Pour une fois, la Palme d’or a été décernée à l’un des films favoris, cités par la presse et nombre de festivaliers dans leurs pronostics, le film « Anora » de l’Américain Sean Baker.
« Anora », c’est la rencontre, tout aussi torride qu’improbable, entre deux jeunes, pure création du néocapitalisme sans frontières, une strip-teaseuse new-yorkaise et le fils un peu foufou d’un oligarque russe. Ce qui devait être un conte de fées vire toutefois à la comédie d’action avec son lot de gardes du corps hauts en couleurs et bagarres rocambolesques proches de l’univers de Tarantino.
Ce film plein de frénésie et de burlesque a, en tout cas, déclenché plus d’un fou rire en projection. Et dans le rôle de la jeune strip-teaseuse, l’actrice américaine Mikey Madison, débordante de vitalité, crève l’écran.
Son réalisateur, Sean Baker, en a profité pour rendre hommage à toutes les travailleuses du sexe tout en encourageant les cinéastes à faire des films pour qu’ils sortent en salles.
Sorte de Palme d’Argent, le Grand Prix va à « All we imagine as Light » de la réalisatrice indienne Payal Kapadia qui nous offre une vision féministe de l’Inde d’aujourd’hui à travers le parcours volontaire de deux infirmières qui, l’espace d’un séjour au bord de la mer, espèrent échapper au carcan de la société indienne tout en laissant enfin libre cours à leurs désirs.
Attendu par toute la presse française pour conquérir une deuxième palme d’or, Jacques Audiard et sa comédie musicale « Emilia Perez » doit se contenter d’un prix du jury, sorte de palme de bronze, tandis que, fait inédit au palmarès cannois, l’ensemble des actrices de son film se partage un prix d’interprétation féminine cent fois mérité et remis à l’emblématique actrice transgenre, Karla Sofia Gascon.
Attendu aussi comme possible palme d’or, l’Iranien Mohammad Rasoulof en exil reçoit un prix spécial du jury pour son film « Les graines du figuier sauvage », un prix attribué par le jury cannois en considération de la situation subie par tant d’Iraniens et Iraniennes sous le joug du pouvoir autoritaire de la République islamiste, ce que le film dénonce. Le réalisateur a d’ailleurs rappelé combien d’intellectuels, artistes ou journalistes croupissent encore en prison dans son pays, sans aucune justification.
Le prix de la mise en scène a été attribué à « Grand Tour » de Miguel Gomès, un cinéaste portugais qui fait un peu figure d’invité surprise au palmarès avec son voyage au cœur de la Birmanie sur les pas de deux britanniques qui devaient se marier, s’évitent puis se poursuivent dans un univers parfois hostile.

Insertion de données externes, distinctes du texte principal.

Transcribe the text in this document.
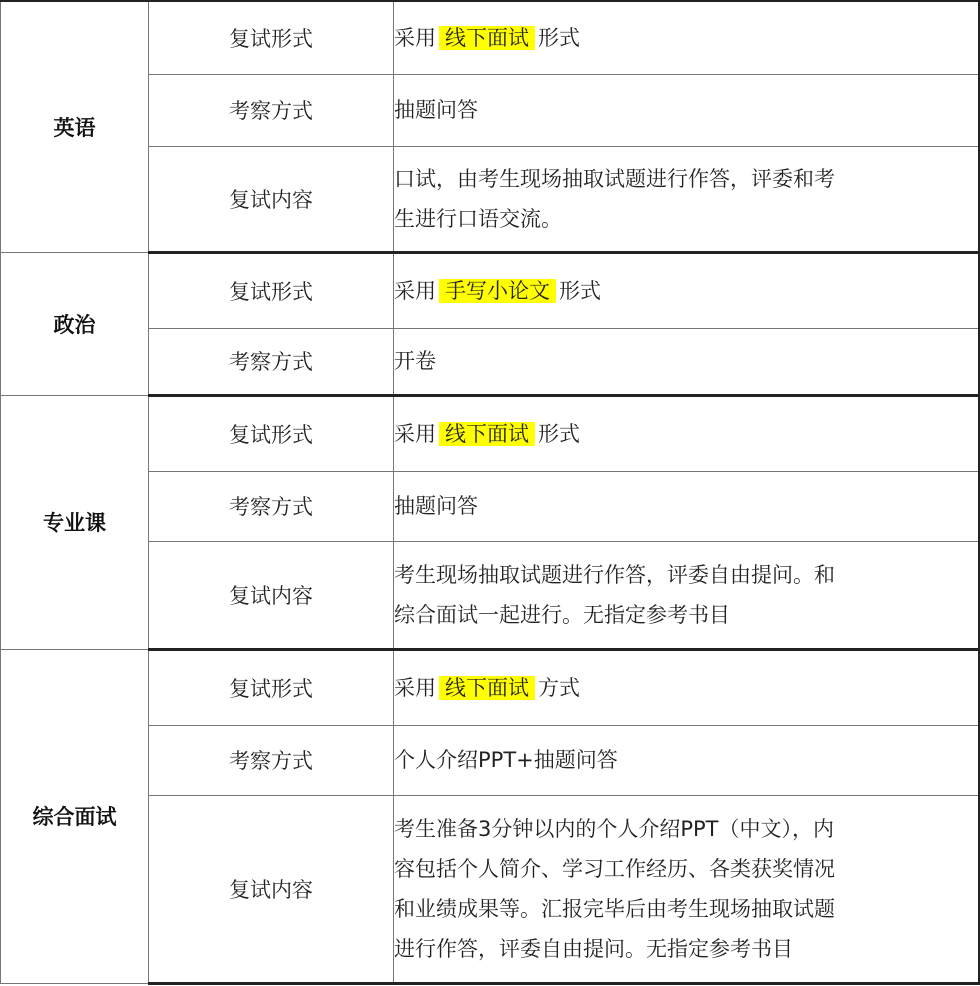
英语	复试形式	采用 线下面试 形式
	考察方式	抽题问答
	复试内容	口试，由考生现场抽取试题进行作答，评委和考
生进行口语交流。
政治	复试形式	采用 手写小论文 形式
	考察方式	开卷
专业课	复试形式	采用 线下面试 形式
	考察方式	抽题问答
	复试内容	考生现场抽取试题进行作答，评委自由提问。和
综合面试一起进行。无指定参考书目
综合面试	复试形式	采用 线下面试 方式
	考察方式	个人介绍PPT+抽题问答
	复试内容	考生准备3分钟以内的个人介绍PPT（中文），内
容包括个人简介、学习工作经历、各类获奖情况
和业绩成果等。汇报完毕后由考生现场抽取试题
进行作答，评委自由提问。无指定参考书目
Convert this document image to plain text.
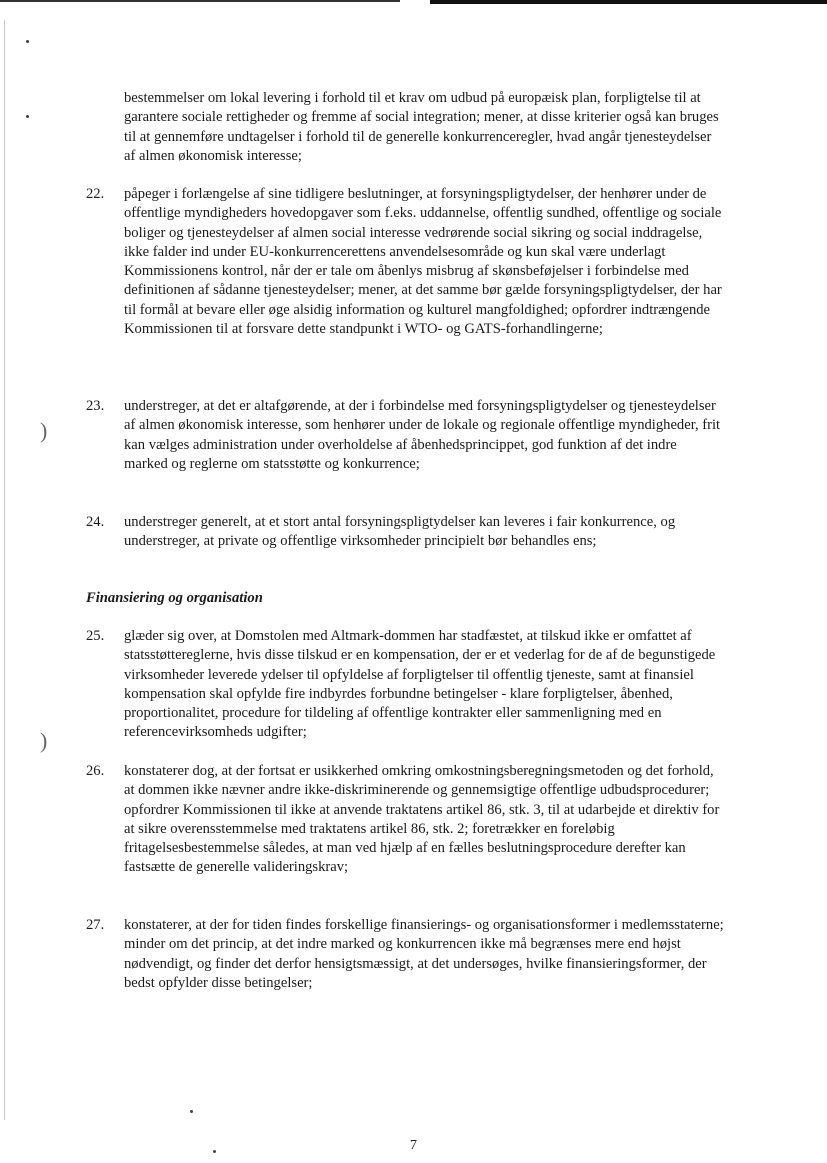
)
)
bestemmelser om lokal levering i forhold til et krav om udbud på europæisk plan, forpligtelse til at garantere sociale rettigheder og fremme af social integration; mener, at disse kriterier også kan bruges til at gennemføre undtagelser i forhold til de generelle konkurrenceregler, hvad angår tjenesteydelser af almen økonomisk interesse;
22. påpeger i forlængelse af sine tidligere beslutninger, at forsyningspligtydelser, der henhører under de offentlige myndigheders hovedopgaver som f.eks. uddannelse, offentlig sundhed, offentlige og sociale boliger og tjenesteydelser af almen social interesse vedrørende social sikring og social inddragelse, ikke falder ind under EU-konkurrencerettens anvendelsesområde og kun skal være underlagt Kommissionens kontrol, når der er tale om åbenlys misbrug af skønsbeføjelser i forbindelse med definitionen af sådanne tjenesteydelser; mener, at det samme bør gælde forsyningspligtydelser, der har til formål at bevare eller øge alsidig information og kulturel mangfoldighed; opfordrer indtrængende Kommissionen til at forsvare dette standpunkt i WTO- og GATS-forhandlingerne;
23. understreger, at det er altafgørende, at der i forbindelse med forsyningspligtydelser og tjenesteydelser af almen økonomisk interesse, som henhører under de lokale og regionale offentlige myndigheder, frit kan vælges administration under overholdelse af åbenhedsprincippet, god funktion af det indre marked og reglerne om statsstøtte og konkurrence;
24. understreger generelt, at et stort antal forsyningspligtydelser kan leveres i fair konkurrence, og understreger, at private og offentlige virksomheder principielt bør behandles ens;
Finansiering og organisation
25. glæder sig over, at Domstolen med Altmark-dommen har stadfæstet, at tilskud ikke er omfattet af statsstøttereglerne, hvis disse tilskud er en kompensation, der er et vederlag for de af de begunstigede virksomheder leverede ydelser til opfyldelse af forpligtelser til offentlig tjeneste, samt at finansiel kompensation skal opfylde fire indbyrdes forbundne betingelser - klare forpligtelser, åbenhed, proportionalitet, procedure for tildeling af offentlige kontrakter eller sammenligning med en referencevirksomheds udgifter;
26. konstaterer dog, at der fortsat er usikkerhed omkring omkostningsberegningsmetoden og det forhold, at dommen ikke nævner andre ikke-diskriminerende og gennemsigtige offentlige udbudsprocedurer; opfordrer Kommissionen til ikke at anvende traktatens artikel 86, stk. 3, til at udarbejde et direktiv for at sikre overensstemmelse med traktatens artikel 86, stk. 2; foretrækker en foreløbig fritagelsesbestemmelse således, at man ved hjælp af en fælles beslutningsprocedure derefter kan fastsætte de generelle valideringskrav;
27. konstaterer, at der for tiden findes forskellige finansierings- og organisationsformer i medlemsstaterne; minder om det princip, at det indre marked og konkurrencen ikke må begrænses mere end højst nødvendigt, og finder det derfor hensigtsmæssigt, at det undersøges, hvilke finansieringsformer, der bedst opfylder disse betingelser;
7
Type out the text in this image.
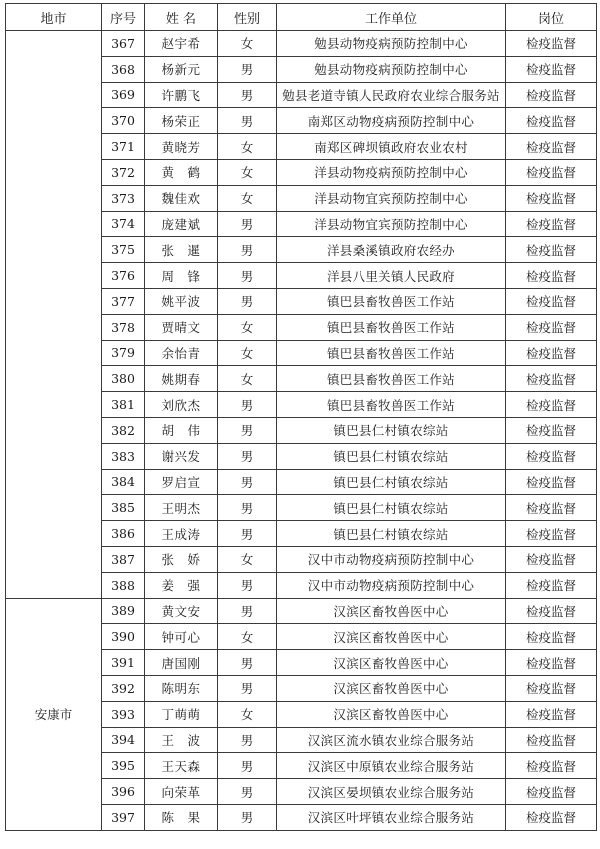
地市	序号	姓 名	性别	工作单位	岗位
	367	赵宇希	女	勉县动物疫病预防控制中心	检疫监督
	368	杨新元	男	勉县动物疫病预防控制中心	检疫监督
	369	许鹏飞	男	勉县老道寺镇人民政府农业综合服务站	检疫监督
	370	杨荣正	男	南郑区动物疫病预防控制中心	检疫监督
	371	黄晓芳	女	南郑区碑坝镇政府农业农村	检疫监督
	372	黄　鹤	女	洋县动物疫病预防控制中心	检疫监督
	373	魏佳欢	女	洋县动物宜宾预防控制中心	检疫监督
	374	庞建斌	男	洋县动物宜宾预防控制中心	检疫监督
	375	张　暹	男	洋县桑溪镇政府农经办	检疫监督
	376	周　锋	男	洋县八里关镇人民政府	检疫监督
	377	姚平波	男	镇巴县畜牧兽医工作站	检疫监督
	378	贾晴文	女	镇巴县畜牧兽医工作站	检疫监督
	379	余怡青	女	镇巴县畜牧兽医工作站	检疫监督
	380	姚期春	女	镇巴县畜牧兽医工作站	检疫监督
	381	刘欣杰	男	镇巴县畜牧兽医工作站	检疫监督
	382	胡　伟	男	镇巴县仁村镇农综站	检疫监督
	383	谢兴发	男	镇巴县仁村镇农综站	检疫监督
	384	罗启宣	男	镇巴县仁村镇农综站	检疫监督
	385	王明杰	男	镇巴县仁村镇农综站	检疫监督
	386	王成涛	男	镇巴县仁村镇农综站	检疫监督
	387	张　娇	女	汉中市动物疫病预防控制中心	检疫监督
	388	姜　强	男	汉中市动物疫病预防控制中心	检疫监督
安康市	389	黄文安	男	汉滨区畜牧兽医中心	检疫监督
	390	钟可心	女	汉滨区畜牧兽医中心	检疫监督
	391	唐国刚	男	汉滨区畜牧兽医中心	检疫监督
	392	陈明东	男	汉滨区畜牧兽医中心	检疫监督
	393	丁萌萌	女	汉滨区畜牧兽医中心	检疫监督
	394	王　波	男	汉滨区流水镇农业综合服务站	检疫监督
	395	王天森	男	汉滨区中原镇农业综合服务站	检疫监督
	396	向荣革	男	汉滨区晏坝镇农业综合服务站	检疫监督
	397	陈　果	男	汉滨区叶坪镇农业综合服务站	检疫监督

Quant au prix du scénario, aussi très convoité, il a été décerné au film français « The Substance » de Coralie Fargeat alors qu’on l’attendait plutôt à la mise en scène, avec cette histoire pleine d’hémoglobine à la Cronenberg d’une femme proche de la retraite (Demi Moore) qui se dédouble pour retrouver sa jeunesse perdue grâce à l’injection d’un mystérieux produit.
C’est un autre invité surprise qui referme le palmarès, l’acteur Jesse Plemons du film « Kind of Kidness » du cinéaste grec Yorgos Lanthimos : il reçoit le prix d’interprétation masculine pour les personnages successifs qu’il incarne dans les trois volets du film, face à un Willem Dafoe manipulateur.
Après douze jours où se sont enchaînés vingt-deux longs métrages en compétition et tant d’autres dans les sélections parallèles, un constat s’impose : alors que le combat des femmes pour plus d’égalité, de considération et de liberté d’expression a occupé le devant de la scène souvent avec à-propos, que de seins nus et de fesses rebondies, de scènes de sexe, parfois violentes, ont envahi les écrans film après film.
Sans parler des montées des marches sur fond de tapis rouge avec sa cohorte de femmes aux tenues de soirée toujours plus enjôleuses et suggestives, sous couvert de glamour et de vitrine de la haute couture… Paradoxe à méditer.
Un dernier mot enfin pour saluer la Palme d’Or d’honneur remise par le Festival à Georges Lucas des mains de son ami de toujours, Francis Ford Coppola. Voire réunis sur la scène du Palais des Festivals pour des clichés inoubliables ces deux monstres sacrés du cinéma à qui l’ont doit tant et tant d’heures de bonheur cinématographique, avait quelque chose de vraiment émouvant.
Avec une Palme d’or remise à un cinéaste américain, c’est peu dire si le 77e Festival de Cannes a fait la part belle au cinéma d’Outre-Atlantique.